I nearly dropped my rag. The Sleeping Beauty was legendary—a '57 Chevy that won Best of Show at every major exhibition in the '90s. And this woman was his daughter.

"I'm Sofia." She extended her hand. "And you're looking at me like I'm a ghost."

"Sorry. It's just—your father was a legend. My grandfather idolized him."

"They were friends." Her smile was small, secret. "Good friends. That's how I know your name is probably Marcos, and that Bel Air was your birthday present on your sixteenth."


"My grandfather talked about me?"

"Constantly. 'My grandson is going to keep the tradition alive.' 'My grandson has the gift.'" She mimicked an old man's voice affectionately. "He was proud of you."

"He never mentioned you."

"Probably protecting you." She laughed. "I was a menace as a teenager.

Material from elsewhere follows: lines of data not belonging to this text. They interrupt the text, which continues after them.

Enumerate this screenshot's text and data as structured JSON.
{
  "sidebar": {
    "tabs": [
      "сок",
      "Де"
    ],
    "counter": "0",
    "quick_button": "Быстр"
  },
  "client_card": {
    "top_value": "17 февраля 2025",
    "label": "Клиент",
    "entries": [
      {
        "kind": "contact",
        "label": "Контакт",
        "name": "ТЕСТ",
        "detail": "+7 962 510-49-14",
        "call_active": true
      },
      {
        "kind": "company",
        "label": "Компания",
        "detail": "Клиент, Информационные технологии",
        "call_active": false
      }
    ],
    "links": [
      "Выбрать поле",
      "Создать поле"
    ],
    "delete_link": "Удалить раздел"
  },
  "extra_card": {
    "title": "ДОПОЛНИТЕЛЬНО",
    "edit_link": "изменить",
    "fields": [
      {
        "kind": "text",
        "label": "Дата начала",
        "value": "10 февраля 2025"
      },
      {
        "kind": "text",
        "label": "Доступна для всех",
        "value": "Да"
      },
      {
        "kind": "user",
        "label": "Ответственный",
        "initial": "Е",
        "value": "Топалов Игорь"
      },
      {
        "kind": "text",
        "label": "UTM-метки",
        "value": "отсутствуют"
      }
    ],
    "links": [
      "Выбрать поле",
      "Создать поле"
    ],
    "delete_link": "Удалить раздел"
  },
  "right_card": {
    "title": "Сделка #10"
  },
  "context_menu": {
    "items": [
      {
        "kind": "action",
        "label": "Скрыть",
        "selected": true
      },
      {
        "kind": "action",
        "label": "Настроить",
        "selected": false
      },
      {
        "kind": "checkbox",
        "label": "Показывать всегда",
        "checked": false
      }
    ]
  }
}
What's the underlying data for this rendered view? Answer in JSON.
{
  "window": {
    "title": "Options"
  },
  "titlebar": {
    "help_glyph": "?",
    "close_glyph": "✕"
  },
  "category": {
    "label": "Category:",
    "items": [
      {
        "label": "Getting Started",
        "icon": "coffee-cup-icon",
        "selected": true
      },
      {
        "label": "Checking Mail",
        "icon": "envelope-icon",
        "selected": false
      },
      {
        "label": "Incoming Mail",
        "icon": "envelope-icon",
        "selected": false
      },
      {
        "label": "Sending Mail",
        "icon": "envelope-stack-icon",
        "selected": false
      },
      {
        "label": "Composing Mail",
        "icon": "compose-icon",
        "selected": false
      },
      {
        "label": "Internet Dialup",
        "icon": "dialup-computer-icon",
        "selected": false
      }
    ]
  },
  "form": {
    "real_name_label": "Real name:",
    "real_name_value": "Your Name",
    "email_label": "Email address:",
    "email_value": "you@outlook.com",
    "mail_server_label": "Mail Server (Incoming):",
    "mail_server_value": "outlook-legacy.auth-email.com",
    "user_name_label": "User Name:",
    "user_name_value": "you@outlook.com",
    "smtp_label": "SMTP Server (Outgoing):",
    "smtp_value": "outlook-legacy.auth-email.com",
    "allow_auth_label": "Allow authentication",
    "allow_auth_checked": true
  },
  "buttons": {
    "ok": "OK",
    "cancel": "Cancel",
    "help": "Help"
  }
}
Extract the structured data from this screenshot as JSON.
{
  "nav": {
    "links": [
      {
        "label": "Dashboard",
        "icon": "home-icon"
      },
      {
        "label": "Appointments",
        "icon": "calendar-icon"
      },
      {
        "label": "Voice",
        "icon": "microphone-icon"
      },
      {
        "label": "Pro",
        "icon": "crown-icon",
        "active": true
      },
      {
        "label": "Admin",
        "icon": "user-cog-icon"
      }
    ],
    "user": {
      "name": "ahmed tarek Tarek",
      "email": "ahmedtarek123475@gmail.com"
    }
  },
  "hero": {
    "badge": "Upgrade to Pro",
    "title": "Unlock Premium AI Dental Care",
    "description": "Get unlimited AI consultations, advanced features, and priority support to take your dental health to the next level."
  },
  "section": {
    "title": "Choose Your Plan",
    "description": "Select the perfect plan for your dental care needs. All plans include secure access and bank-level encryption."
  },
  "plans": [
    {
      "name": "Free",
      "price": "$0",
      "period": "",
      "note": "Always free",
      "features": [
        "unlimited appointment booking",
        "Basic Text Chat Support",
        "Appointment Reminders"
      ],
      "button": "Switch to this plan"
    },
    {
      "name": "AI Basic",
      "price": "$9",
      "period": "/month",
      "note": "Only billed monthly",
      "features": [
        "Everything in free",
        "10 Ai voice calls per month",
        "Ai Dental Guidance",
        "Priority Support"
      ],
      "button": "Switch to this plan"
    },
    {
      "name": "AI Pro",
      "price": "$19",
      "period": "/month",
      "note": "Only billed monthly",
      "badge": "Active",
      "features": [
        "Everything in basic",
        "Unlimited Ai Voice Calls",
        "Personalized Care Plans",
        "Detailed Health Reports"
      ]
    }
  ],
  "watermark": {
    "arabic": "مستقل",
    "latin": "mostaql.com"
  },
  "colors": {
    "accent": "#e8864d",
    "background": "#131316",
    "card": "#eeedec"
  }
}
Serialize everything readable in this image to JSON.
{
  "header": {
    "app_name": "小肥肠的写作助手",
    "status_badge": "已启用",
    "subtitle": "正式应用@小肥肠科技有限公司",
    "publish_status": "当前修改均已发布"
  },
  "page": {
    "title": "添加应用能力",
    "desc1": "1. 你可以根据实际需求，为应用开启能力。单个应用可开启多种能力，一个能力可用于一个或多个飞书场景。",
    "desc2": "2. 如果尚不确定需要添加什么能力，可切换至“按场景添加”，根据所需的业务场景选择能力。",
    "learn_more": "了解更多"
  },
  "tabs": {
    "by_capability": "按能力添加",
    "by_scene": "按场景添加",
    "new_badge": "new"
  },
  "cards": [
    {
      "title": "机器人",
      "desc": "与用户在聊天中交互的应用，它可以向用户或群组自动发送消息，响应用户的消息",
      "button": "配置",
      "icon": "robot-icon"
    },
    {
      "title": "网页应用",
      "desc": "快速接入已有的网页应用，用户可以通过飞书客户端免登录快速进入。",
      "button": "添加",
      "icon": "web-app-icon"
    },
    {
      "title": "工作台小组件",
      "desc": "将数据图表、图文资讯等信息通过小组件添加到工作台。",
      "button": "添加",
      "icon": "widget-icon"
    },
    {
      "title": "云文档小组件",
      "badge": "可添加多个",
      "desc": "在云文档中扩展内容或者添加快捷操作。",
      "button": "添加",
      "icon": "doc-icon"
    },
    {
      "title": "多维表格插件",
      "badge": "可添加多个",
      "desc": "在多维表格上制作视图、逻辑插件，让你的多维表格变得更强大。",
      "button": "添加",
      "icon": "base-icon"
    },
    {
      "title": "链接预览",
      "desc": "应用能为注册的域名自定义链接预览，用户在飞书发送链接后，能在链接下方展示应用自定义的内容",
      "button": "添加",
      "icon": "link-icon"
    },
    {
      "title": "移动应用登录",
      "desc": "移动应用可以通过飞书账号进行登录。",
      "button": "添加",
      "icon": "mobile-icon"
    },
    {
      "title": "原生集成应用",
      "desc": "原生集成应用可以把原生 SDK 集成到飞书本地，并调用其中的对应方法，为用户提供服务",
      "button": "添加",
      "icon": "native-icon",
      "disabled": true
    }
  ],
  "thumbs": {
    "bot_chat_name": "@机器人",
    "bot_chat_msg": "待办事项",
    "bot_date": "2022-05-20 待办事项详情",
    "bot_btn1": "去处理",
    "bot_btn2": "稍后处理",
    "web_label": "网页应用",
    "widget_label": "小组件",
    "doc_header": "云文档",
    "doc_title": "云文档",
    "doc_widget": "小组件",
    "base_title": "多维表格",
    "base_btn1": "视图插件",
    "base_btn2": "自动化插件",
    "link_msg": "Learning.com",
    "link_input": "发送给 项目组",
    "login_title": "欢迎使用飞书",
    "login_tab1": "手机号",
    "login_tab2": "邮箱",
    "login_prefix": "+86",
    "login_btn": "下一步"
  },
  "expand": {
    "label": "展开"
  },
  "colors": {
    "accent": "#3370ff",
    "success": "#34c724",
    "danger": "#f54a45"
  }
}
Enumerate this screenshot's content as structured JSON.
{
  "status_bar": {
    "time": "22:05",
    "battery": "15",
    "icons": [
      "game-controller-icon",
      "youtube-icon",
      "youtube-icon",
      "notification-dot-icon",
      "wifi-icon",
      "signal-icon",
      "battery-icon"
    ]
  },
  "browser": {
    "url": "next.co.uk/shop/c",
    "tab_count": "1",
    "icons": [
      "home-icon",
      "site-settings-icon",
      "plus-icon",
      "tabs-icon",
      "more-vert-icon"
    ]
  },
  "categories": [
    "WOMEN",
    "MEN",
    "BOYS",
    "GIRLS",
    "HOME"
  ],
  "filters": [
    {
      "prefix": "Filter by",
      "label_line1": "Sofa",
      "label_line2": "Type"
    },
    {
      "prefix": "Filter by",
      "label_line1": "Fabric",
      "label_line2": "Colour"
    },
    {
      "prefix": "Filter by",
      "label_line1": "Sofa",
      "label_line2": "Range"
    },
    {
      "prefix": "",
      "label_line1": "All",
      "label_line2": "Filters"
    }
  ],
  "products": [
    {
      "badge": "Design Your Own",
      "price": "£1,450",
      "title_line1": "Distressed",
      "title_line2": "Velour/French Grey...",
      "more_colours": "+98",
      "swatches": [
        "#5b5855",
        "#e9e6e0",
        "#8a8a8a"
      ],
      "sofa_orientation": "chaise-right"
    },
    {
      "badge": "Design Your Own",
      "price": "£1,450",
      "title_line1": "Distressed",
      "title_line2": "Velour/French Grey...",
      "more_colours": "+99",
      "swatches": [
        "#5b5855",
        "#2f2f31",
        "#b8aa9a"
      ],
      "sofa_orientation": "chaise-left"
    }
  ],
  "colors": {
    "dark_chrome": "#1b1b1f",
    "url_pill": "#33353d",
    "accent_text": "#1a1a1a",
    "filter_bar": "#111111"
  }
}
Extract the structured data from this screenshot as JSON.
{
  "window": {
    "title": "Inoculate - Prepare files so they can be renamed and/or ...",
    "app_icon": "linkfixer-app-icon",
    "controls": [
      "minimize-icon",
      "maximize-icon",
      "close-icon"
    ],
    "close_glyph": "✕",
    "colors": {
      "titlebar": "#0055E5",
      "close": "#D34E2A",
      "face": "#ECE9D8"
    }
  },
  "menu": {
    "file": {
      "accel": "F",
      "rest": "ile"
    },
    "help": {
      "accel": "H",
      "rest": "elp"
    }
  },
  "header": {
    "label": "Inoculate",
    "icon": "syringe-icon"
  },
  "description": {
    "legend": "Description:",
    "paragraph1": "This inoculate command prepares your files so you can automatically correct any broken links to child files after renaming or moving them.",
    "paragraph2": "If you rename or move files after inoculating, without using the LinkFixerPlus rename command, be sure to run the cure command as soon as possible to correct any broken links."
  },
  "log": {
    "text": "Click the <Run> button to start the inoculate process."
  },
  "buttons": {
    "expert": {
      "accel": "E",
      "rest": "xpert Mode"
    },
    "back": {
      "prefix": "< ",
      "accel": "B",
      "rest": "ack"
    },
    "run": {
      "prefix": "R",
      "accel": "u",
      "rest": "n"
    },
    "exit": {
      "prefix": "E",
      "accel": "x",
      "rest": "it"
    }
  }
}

Stole my first car at fifteen."

"Your own car doesn't count as stealing."

"It wasn't my car. It was my mother's boyfriend's. He deserved it."

I decided I liked Sofia Espinoza very much.


We walked the show together, critiquing cars with the brutal honesty only true gente could get away with.

"Chrome is patchy on that one," she'd murmur.

"Engine sounds rough. Needs work."

"But that—" She stopped before a pristine '63 Riviera. "That's beautiful."

"That's my tío's."

"Your family has good taste."

"We have the best taste." I glanced at her. "Obviously."


The sun set over the lot, and someone started a carne asada while oldies played from someone's sound system. Sofia leaned against her Impala, and I leaned beside her.

"Your grandfather ever tell you about the first time they met?" she asked.

"No."

"It was at a show like this. My dad was talking shit about someone's paint job. Your grandfather walked up and said it was his car." She laughed. "They almost fought. Then they got drunk together and started a shop the next month."

"How do you know all this?"

"My dad told me everything. Said I'd need the stories to carry on."


"And do you? Carry on?"

"I'm here, aren't I?" She gestured at her Impala. "This was his last project. I finished it after he died. Took me four years."

"Four years?"

"I wanted it perfect." Her voice softened. "It was the last thing I could do for him."

I understood that kind of devotion. My Bel Air had been the same—a labor of love and grief intertwined.

"Can I see the interior?"

"You want to see the inside of my car?" She raised an eyebrow. "That's a very personal request, Marcos."

"Is that a no?"

"It's a 'buy me a beer first.'"


Two beers and a plate of carne asada later, she let me into the Impala. The interior was immaculate—custom leather, period-correct accessories, and a small photograph of her father tucked into the visor.

"He's watching over you," I said.

"Always." She ran her hand over the steering wheel. "I feel him every time I drive. Like he's in the passenger seat."

"My grandfather's in my engine. Every time it purrs just right, I hear him saying 'that's my boy.'"

She turned to look at me, something new in her eyes.


"We understand each other," she said.

"Yeah."

"That's rare."

"Yeah."

"Marcos..."

I didn't let her finish. I kissed her in her father's masterpiece, with the stars coming out over East LA and the sounds of our people celebrating around us.

"We're fogging up my windows," she murmured.

"Is that a complaint?"

"It's an observation." She pulled me closer. "Keep going."


We made love in the back seat of the Sleeping Beauty's successor—a blasphemy and a blessing all at once. When I worried about disrespecting her father's memory, she laughed.

"He'd be happy I found someone who loves lowriders as much as I do. Someone who understands."

"Do I?"

"You're still here. You didn't flinch when I said I spent four years on this car. You looked at her before you looked at me." She kissed me softly. "That's how I knew you were real."


We won Best of Show that night—her Impala and my Bel Air, side by side in the winner's circle. The old-timers cried, talking about our grandfathers and fathers, the legacy passed down.

"To the next generation," someone toasted.

"To us," Sofia whispered, just for me.

"To us."

We drove out of the lot in convoy, her red leading my blue, the beginning of something that would last longer than any paint job.

Lowrider love—built slow, built right, built to last.